Beyond Querying: A Scalable Architecture for Linked Data Monitoring

Tracking #: 2589-3803

Authors: 
Burak Yönyül
Oylum Alatlı
Rıza Cenk Erdur
Oğuz Dikenelli

Responsible editor: 
Guest Editors Web of Data 2020

Submission type: 
Full Paper
Abstract: 
Monitoring the data sources for possible changes is an important consumption requirement for applications running in interaction with the web of data. In this paper, MonARCh (Monitoring Architecture for Result Changes) which is a scalable architecture for monitoring the result changes of registered SPARQL queries in the linked data environment has been introduced. Although MonARCh can be comprehended as a publish/subscribe system in the general sense, it differs in how the communication with the data sources are realized. The reason behind this is that the data sources in the linked data environment do not publish the changes on the data. MonARCh provides the necessary communication infrastructure between the data sources and the consumers for the notification of changes. Users subscribe SPARQL queries to the system which are then converted to federated queries. MonARCh periodically checks for updates by re-executing sub-queries and notifies users in case of any result change. In addition, to provide scalability MonARCh takes the advantage of concurrent computation of the actor model and a parallel join algorithm for faster query execution and result generation. The design science methodology has been used both during the design and implementation stage and for the evaluation of the architecture.
Full PDF Version: 
Tags: 
Reviewed

Decision/Status: 
Reject

Solicited Reviews:
Click to Expand/Collapse
Review #1
By Aidan Hogan submitted on 14/Nov/2020
Suggestion:
Major Revision
Review Comment:

This paper proposes a framework, called MonARCh, for processing federated SPARQL queries over dynamic data. The framework is based on an actor model (Akka), where each actor independently receives messages, runs computations, and takes some action, thus enabling concurrency. Actors are defined for distributing queries (source selection), distributing sub-queries, scheduling the execution of sub-queries and detecting changes, parallelising joins, and executing joins. Experiments are run for a query with three triple patterns that involve three different datasets (NYTimes, DBpedia, and a custom Stocks dataset). These experiments are run on a cluster of nodes, using Virtuoso as the backend SPARQL endpoint/RDF store. Federation is conducted using WoDQA. The analysis looks at CPU usage, result sizes, query processing times, memory usage, change notification times, etc., for the selected query.

## Strengths:

S1: The paper addresses an interesting problem of relevance to the Special Issue. To the best of my knowledge, not much work has been done with respect to federation over dynamic datasets, and the actor-based approach proposed by the authors seems quite promising.
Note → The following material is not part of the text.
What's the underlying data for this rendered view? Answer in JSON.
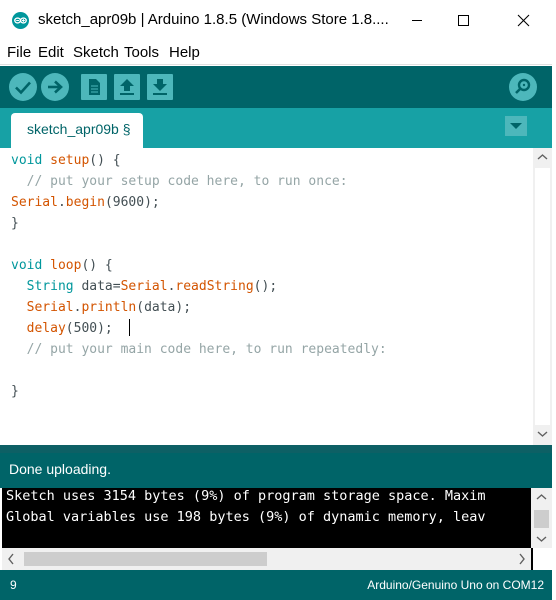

S2: The system described clearly features quite a lot of work, with a lot of engineering effort. Code is provided in a Github repository. (It would be great to add a README as well as licenses.)

S3: The paper follows a formal research methodology.

## Weaknesses

W1: The paper is much longer than it needs to be, and is often quite repetitive. The main issue is that discussion of methodology dominates the paper, is often very confusing, and distracts in a significant way from the proposals of the paper, the experimental results achieved, etc. As a consequence, it takes a while before it becomes clear what the technical contributions will be: it is not until Page 8 that the details of the proposal become clear. As a result, I found this paper to be difficult to read. While it is good to follow a methodology, I think that the methodology itself should not become a focus of the paper. The focus of the paper should be on the ideas, and the lessons learnt. More generally, I am not all that certain what the lengthy discussion of methodology contributes or what I learn from it. There have been many papers on the topics of federation, dynamic Linked Data, etc., and there is an established experimental methodology, including benchmarks, metrics, etc. Rather than follow this accepted methodology, it feels like the authors have gone about inducing a similar methodology from first principles. Why not simply re-use the standard methodology/metrics/benchmarks? (Some FedBench data are used, but not the full benchmark.)
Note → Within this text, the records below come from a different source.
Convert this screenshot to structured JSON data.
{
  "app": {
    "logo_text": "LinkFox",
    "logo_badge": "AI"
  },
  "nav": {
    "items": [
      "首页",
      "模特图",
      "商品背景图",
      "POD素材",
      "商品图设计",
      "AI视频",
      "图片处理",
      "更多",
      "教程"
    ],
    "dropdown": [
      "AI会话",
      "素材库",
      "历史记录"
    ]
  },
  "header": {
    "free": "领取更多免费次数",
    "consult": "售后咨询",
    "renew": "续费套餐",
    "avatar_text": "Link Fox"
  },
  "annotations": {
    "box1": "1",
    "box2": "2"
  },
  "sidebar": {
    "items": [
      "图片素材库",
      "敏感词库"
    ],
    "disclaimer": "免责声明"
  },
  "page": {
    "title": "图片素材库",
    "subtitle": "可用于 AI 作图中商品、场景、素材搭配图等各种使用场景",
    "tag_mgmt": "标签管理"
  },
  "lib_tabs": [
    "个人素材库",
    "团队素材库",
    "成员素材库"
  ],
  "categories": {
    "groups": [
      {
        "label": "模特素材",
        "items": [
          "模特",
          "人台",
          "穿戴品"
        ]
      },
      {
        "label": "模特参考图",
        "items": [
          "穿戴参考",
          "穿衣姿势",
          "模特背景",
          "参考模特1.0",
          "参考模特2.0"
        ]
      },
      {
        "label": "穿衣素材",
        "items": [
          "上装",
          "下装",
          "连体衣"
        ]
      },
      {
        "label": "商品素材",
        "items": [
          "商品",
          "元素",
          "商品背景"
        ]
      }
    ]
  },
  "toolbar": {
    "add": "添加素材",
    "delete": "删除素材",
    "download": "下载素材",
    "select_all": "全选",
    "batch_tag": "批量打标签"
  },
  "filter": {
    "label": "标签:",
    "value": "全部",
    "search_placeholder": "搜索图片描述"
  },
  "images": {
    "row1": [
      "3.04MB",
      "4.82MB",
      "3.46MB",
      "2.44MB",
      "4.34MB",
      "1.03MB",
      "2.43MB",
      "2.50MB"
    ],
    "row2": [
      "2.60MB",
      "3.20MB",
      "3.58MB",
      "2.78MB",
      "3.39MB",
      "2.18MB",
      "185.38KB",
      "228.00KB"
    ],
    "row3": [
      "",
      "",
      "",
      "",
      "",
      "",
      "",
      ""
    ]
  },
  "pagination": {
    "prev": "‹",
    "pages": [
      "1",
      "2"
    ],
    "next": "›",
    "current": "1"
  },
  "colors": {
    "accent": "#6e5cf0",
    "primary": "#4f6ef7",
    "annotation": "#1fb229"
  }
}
W2: While W1 relates perhaps more to a subjective question of style, perhaps the biggest shortcoming of the paper lies in the experiments. While they are quite detailed, they are all based on a single and relatively simple SPARQL query: one with three patterns, where each pattern is answerable by precisely one dataset. This is insufficient to draw general conclusions about the performance of the proposed framework. What happens, for example, when subqueries have multiple relevant sources? What happens when subqueries have more than one triple pattern? What happens when other features of SPARQL are used? It is particularly hard to justify using only one query given that a lot of work has gone into designing benchmarks -- such as FedBench and LargeRDFBench -- for federated querying. The authors argue that: "If a heterogeneous set of query patterns have been used, it would be hard to visualize the limits of the OoS." This is not a convincing argument for me; surely having more diverse queries would lead to a better understanding of the limits of the system. They further state that "Since SPARQL endpoints are part of the context the artifact operates in, this will not bring additional load on the system." The costs of the endpoints are not "free" in the sense that a system that overloads the endpoints with refresh queries is clearly not sustainable. They also state: "Only if the queries to be monitored gets too complex including more than two constantly changing sub-queries, the number of queries that can be monitored may get lower." I am not fully sure I understood this, but these sorts of claims should be supported by experimental data.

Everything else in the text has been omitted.